C.C. aprende que só vale a pena visitar mundos geradores de energia, onde a simples presença leva a nos energizar, já os mundos espectro nos desgastam. C.C. é levado por D. Juan Matus a partilhar todo seu saber de feiticeiro para ganhar "sociedade" nessa nova visão. Encontrou-se com os videntes que se enterram e transferem sua totalidade para o mundo dos seres inorgânicos na esperança de uma sobrevida, (constata, percebe) sua perplexidade ao alcançarem uma semi-imortalidade só para avaliarem como se equivocaram na compreensão da realidade(?)


Encontrou-se com o vidente que tem mais de 4000 anos de vida, o guardião da linhagem², um encontro que determina uma mudança na história desse vidente e segundo D. Juan Matus, a chance dele também alcançar a liberdade. 


C.C. conhece Genaro nos dois estados de Consciência, mas os outros e outras só na consciência intensificada, um estado sofisticado de percepção que os Toltecas usam como apoio para seu sistema de ensino. Parte substancial dos conhecimentos, especialmente as que representam maior poder e necessitam de maior foco, são ensinadas em nível intensificado de consciência, aqui a capacidade de focar e aprender é muito maior, mas a capacidade de esquecer também, pois quando voltamos a consciência usual sequer lembramos que tal estado é possível. 


Após anos de trabalho com a disciplina do "Caminho do Guerreiro" um conjunto de estilos comportamentais gerados para produzir sobriedade, implacabilidade, paciência, astúcia e gentileza, o(a) praticante absorve uma focalização real e pode então entrar incólume nos reinos onde estes poderes apreendidos levam, deixando de correr o risco de ser usado por outras consciências a partir de medos ou carências básicas que não houvesse resolvido. 


Por isto os Novos Videntes dão tanta ênfase a "arrumar a ilha do Tonal, chamado também de "organizar a bolha da percepção." Para os Videntes Toltecas quando um ser humano nasce ele é uma essência perceptiva plena de possibilidades. Então, ao seu redor, os condicionamentos vão impondo uma bolha até que essa bolha se fecha. Agora a essência perceptiva sente o mundo através da bolha. Algo toca a bolha, mas a decodificação é com as imagens que ficaram no interior da bolha, para as quais a essência olha. Os novos videntes recomendam dividir a bolha em duas. Deixar uma parte totalmente vazia e agrupar na outra parte todos os estilos de ser, agir, pensar e sentir que temos e que sabemos serem plenos em nós. Isto só pode surgir da auto-observação, para percebermos de fato, sem racionalizações estéreis, que estilos de agir nos levam ao acordar e que estilos nos levam a dormir. 

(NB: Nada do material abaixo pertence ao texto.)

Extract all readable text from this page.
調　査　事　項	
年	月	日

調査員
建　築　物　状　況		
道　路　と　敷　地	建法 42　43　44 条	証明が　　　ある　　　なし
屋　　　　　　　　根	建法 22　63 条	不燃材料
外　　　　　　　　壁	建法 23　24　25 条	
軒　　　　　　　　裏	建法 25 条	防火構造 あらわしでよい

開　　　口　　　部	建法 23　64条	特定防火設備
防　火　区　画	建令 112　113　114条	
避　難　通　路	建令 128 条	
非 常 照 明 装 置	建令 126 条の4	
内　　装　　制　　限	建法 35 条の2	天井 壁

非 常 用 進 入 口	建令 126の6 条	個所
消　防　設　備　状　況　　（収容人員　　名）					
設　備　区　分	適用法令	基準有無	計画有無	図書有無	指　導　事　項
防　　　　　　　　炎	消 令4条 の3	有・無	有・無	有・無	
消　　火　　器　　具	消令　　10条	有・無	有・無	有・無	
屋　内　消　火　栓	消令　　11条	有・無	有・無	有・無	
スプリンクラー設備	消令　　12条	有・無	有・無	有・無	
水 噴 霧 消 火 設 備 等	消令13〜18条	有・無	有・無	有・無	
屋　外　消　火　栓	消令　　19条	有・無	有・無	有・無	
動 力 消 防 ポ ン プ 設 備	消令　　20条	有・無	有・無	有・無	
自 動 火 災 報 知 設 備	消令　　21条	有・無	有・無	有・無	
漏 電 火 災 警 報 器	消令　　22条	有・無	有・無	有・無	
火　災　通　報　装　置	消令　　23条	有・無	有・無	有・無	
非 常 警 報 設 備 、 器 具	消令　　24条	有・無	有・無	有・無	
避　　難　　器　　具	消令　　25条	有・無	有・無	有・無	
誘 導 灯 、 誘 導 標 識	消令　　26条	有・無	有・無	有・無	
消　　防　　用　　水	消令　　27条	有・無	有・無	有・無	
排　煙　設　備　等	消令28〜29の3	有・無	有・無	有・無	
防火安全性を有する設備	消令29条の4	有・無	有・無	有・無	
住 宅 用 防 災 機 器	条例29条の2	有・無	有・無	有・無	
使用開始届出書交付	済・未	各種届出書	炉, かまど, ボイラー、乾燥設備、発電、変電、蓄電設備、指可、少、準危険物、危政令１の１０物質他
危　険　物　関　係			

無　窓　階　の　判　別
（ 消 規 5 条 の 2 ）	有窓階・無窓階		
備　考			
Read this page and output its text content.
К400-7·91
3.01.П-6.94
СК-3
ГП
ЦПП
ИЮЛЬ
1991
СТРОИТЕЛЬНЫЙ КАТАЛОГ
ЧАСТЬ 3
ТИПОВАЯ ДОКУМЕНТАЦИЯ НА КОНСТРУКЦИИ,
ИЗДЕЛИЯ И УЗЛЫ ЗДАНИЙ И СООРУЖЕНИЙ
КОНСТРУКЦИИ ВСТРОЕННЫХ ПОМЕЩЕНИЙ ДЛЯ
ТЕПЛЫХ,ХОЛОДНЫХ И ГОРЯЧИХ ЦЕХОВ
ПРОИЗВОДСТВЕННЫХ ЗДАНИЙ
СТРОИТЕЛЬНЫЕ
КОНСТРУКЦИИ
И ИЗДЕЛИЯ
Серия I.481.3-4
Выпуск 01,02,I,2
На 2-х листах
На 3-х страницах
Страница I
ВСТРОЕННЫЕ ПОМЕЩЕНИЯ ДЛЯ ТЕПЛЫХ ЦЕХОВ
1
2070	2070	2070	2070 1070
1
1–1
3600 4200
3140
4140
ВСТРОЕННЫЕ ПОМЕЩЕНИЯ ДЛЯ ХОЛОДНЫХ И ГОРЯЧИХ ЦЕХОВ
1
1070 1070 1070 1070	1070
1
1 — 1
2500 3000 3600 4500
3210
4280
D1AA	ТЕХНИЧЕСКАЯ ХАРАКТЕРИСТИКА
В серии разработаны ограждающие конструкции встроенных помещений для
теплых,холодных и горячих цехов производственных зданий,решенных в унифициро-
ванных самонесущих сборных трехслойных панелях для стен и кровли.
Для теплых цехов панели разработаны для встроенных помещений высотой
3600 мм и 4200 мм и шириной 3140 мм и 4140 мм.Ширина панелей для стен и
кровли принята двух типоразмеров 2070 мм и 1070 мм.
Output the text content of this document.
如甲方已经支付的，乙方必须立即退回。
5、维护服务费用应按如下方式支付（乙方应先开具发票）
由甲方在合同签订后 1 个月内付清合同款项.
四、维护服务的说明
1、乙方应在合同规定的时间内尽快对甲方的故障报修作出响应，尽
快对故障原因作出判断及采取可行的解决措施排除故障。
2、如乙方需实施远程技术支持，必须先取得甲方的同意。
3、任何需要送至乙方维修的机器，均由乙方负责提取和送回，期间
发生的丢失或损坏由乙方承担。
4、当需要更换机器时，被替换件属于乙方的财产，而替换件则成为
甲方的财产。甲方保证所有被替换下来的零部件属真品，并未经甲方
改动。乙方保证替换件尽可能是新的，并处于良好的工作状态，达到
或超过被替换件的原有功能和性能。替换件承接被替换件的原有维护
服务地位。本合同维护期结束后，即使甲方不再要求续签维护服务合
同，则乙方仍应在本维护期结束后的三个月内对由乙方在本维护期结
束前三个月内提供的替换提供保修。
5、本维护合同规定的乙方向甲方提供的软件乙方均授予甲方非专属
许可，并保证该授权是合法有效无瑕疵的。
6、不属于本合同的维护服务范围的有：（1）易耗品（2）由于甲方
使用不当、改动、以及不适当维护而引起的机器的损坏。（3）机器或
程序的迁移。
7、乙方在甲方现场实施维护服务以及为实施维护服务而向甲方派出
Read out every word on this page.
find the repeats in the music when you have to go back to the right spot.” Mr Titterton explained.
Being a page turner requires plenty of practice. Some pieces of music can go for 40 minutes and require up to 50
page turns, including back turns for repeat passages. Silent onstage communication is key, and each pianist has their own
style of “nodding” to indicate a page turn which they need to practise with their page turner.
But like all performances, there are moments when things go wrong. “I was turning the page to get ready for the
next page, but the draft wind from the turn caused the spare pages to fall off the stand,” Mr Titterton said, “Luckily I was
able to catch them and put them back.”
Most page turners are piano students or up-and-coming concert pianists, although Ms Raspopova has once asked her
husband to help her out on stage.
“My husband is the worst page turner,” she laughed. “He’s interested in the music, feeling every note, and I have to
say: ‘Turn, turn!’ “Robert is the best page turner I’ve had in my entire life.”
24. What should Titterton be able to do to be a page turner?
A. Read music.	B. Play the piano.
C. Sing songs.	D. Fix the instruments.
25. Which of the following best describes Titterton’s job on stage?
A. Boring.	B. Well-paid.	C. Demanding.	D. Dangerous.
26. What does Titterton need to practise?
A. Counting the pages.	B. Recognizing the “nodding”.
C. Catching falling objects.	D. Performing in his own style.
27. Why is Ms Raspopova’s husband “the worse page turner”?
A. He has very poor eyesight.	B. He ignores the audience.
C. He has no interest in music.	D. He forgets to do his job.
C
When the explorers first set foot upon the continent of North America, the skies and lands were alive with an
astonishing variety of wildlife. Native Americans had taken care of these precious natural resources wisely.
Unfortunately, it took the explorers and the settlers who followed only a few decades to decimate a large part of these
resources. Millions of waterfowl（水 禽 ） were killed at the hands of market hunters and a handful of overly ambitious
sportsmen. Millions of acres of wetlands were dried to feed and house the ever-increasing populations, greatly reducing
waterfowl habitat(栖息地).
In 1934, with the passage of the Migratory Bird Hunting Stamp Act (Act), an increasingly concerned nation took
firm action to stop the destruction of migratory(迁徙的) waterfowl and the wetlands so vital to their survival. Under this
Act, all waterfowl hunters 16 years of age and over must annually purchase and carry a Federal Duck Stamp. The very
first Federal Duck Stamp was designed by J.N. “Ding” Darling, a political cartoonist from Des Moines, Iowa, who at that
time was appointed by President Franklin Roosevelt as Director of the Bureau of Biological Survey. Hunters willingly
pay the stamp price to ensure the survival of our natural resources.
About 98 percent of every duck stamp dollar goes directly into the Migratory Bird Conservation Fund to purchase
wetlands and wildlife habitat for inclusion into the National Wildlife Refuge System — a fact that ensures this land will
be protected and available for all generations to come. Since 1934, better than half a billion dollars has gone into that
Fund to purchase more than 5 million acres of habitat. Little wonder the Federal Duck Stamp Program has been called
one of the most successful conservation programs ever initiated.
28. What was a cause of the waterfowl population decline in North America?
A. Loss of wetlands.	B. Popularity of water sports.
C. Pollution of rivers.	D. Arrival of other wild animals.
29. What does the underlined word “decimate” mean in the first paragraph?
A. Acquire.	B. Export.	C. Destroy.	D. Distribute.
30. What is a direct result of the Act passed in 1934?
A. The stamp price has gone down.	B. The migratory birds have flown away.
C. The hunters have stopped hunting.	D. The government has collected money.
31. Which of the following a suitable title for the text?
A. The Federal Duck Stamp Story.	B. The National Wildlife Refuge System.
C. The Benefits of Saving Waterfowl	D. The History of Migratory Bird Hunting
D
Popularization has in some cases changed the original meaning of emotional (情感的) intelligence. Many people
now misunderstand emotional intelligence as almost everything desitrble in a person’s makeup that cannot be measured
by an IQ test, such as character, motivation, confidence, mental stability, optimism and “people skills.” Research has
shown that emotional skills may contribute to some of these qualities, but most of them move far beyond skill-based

Quando a "bolha do tonal" está arrumada a percepção migra para a parte vazia da bolha, a metade que foi esvaziada, sem conceitos, sem medos, sem ansiedades e neste vazio abre sua bolha para o infinito a sua volta. Vislumbrar a eternidade é um verdadeiro impacto ao nada que somos. Assim, se o Tonal estiver bem equilibrado nossa volta ao mesmo será um local de descanso, como o porto é ao marinheiro o lugar onde ele se reabastece. 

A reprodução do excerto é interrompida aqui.